機能の二つ目は「看取り機能」です。当院ではこれまでも9割近くの方を在宅で看取っていたのですが、介護力等の問題により、家で看るのはどうしても無理な場合があります。そのような方にも入院していただき、在宅で診ていた医師が引き続き診療することで患者さんやご家族は安心して療養できると思います。看取った後のご家族は、「ここでよかった」と満足感も得られるようです。
三つ目は「レスパイト機能」です。在宅患者の介護者が疲れた時に、一時的に「たんぽぽのおうち」に入院することで介護者は休むことができ、リフレッシュしてまた在宅療養の継続が可能になります。
四つ目は「食支援機能」です。介護食士の資格を持つ調理師を中心とし、言語聴覚士・管理栄養士等が協働して、患者さんに最適な嚥下調整食を提供しています。病床の調理室『たんぽぽクックラボ』では、患者さんが食べやすくおいしい料理を日々研究し、亡くなる前も絶食にするのではなく、患者さんの思い出の味やお好みの料理を提供する取り組みもしています。

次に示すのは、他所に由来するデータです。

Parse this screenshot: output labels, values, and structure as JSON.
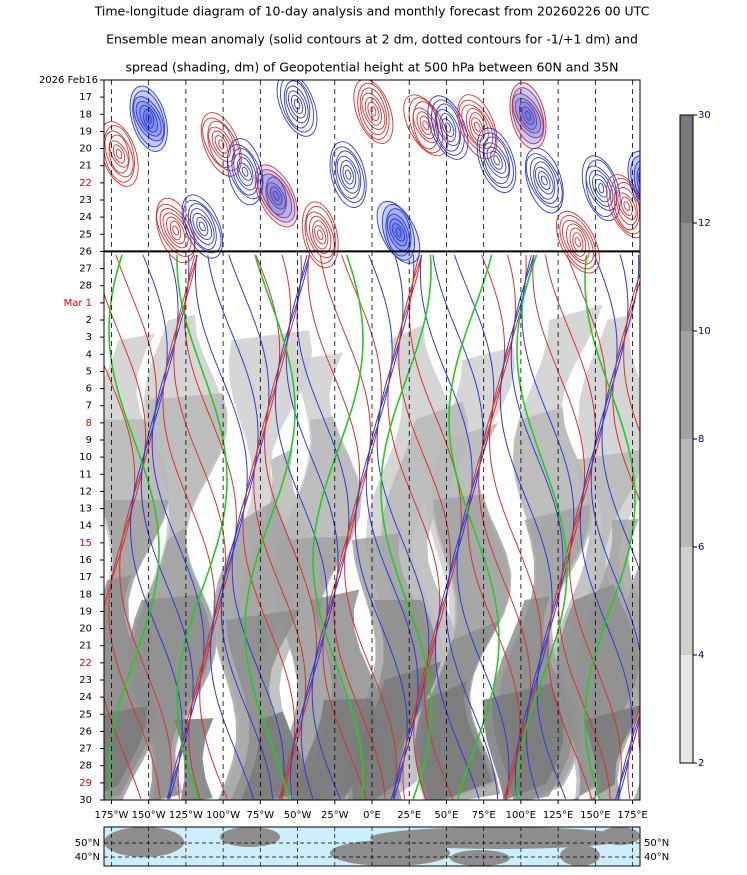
{
  "chart_data": {
    "type": "hovmoller",
    "title": [
      "Time-longitude diagram of 10-day analysis and monthly forecast from 20260226 00 UTC",
      "Ensemble mean anomaly (solid contours at 2 dm, dotted contours for -1/+1 dm) and",
      "spread (shading, dm) of Geopotential height at 500 hPa between 60N and 35N"
    ],
    "xlim": [
      -180,
      180
    ],
    "xticks": [
      {
        "value": -175,
        "label": "175°W"
      },
      {
        "value": -150,
        "label": "150°W"
      },
      {
        "value": -125,
        "label": "125°W"
      },
      {
        "value": -100,
        "label": "100°W"
      },
      {
        "value": -75,
        "label": "75°W"
      },
      {
        "value": -50,
        "label": "50°W"
      },
      {
        "value": -25,
        "label": "25°W"
      },
      {
        "value": 0,
        "label": "0°E"
      },
      {
        "value": 25,
        "label": "25°E"
      },
      {
        "value": 50,
        "label": "50°E"
      },
      {
        "value": 75,
        "label": "75°E"
      },
      {
        "value": 100,
        "label": "100°E"
      },
      {
        "value": 125,
        "label": "125°E"
      },
      {
        "value": 150,
        "label": "150°E"
      },
      {
        "value": 175,
        "label": "175°E"
      }
    ],
    "categories": [
      "2026 Feb16",
      "17",
      "18",
      "19",
      "20",
      "21",
      "22",
      "23",
      "24",
      "25",
      "26",
      "27",
      "28",
      "Mar 1",
      "2",
      "3",
      "4",
      "5",
      "6",
      "7",
      "8",
      "9",
      "10",
      "11",
      "12",
      "13",
      "14",
      "15",
      "16",
      "17",
      "18",
      "19",
      "20",
      "21",
      "22",
      "23",
      "24",
      "25",
      "26",
      "27",
      "28",
      "29",
      "30"
    ],
    "label_colors": [
      "#000",
      "#000",
      "#000",
      "#000",
      "#000",
      "#000",
      "#e00000",
      "#000",
      "#000",
      "#000",
      "#000",
      "#000",
      "#000",
      "#e00000",
      "#000",
      "#000",
      "#000",
      "#000",
      "#000",
      "#000",
      "#e00000",
      "#000",
      "#000",
      "#000",
      "#000",
      "#000",
      "#000",
      "#e00000",
      "#000",
      "#000",
      "#000",
      "#000",
      "#000",
      "#000",
      "#e00000",
      "#000",
      "#000",
      "#000",
      "#000",
      "#000",
      "#000",
      "#e00000",
      "#000"
    ],
    "colorbar": {
      "ticks": [
        2,
        4,
        6,
        8,
        10,
        12,
        30
      ],
      "colors": [
        "#e6e6e6",
        "#cfcfcf",
        "#b9b9b9",
        "#a3a3a3",
        "#8e8e8e",
        "#797979"
      ]
    },
    "map_labels": [
      "50°N",
      "40°N"
    ]
  }
}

五つ目は「障がい短期入所機能」です。小児から若年者を対象に、人工呼吸器管理や吸引、経管栄養等の医療的ケアを必要とする方が、日中のデイサービスや宿泊サービスとして利用しています。この機能は医療保険からではなく、障害福祉サービスとして設定されているので、現在手厚い報酬が手当てされており、有床診療所の経営改善にも大きな役割を果たしています。

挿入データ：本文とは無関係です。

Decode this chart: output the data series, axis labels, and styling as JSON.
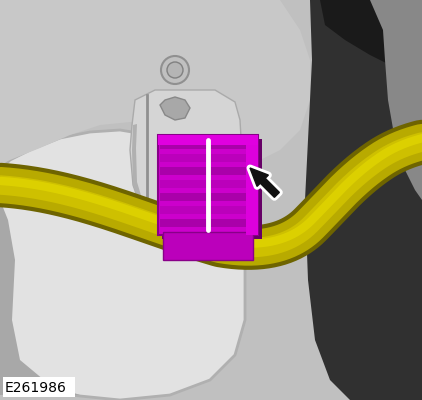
{
  "figsize": [
    4.22,
    4.0
  ],
  "dpi": 100,
  "bg_color": "#c8c8c8",
  "label_text": "E261986",
  "label_fontsize": 10,
  "label_color": "#000000",
  "label_bg": "#ffffff",
  "yellow_main": "#c8be00",
  "yellow_light": "#ddd200",
  "yellow_dark": "#8c8400",
  "magenta_main": "#d400d4",
  "magenta_dark": "#9900aa",
  "magenta_light": "#e800e8",
  "white_color": "#ffffff",
  "arrow_black": "#111111",
  "gray_light": "#d8d8d8",
  "gray_mid": "#b0b0b0",
  "gray_dark": "#787878",
  "body_dark": "#404040",
  "body_darker": "#252525"
}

「たんぽぽのおうち」ができたことで患者さんもご家族も安心して自宅で最期まで過ごせるようになり、私たち医療従事者も在宅療養が困難な患者さんに安心して提案できる選択肢が増えたのです。ご自宅で大切に介護されている患者さんが入院しても、「おうち」にいるように、またはそれ以上に手厚いケアが提供できることを目指し、「たんぽぽのおうち」での多職種による支援を続けていきたいと考えています。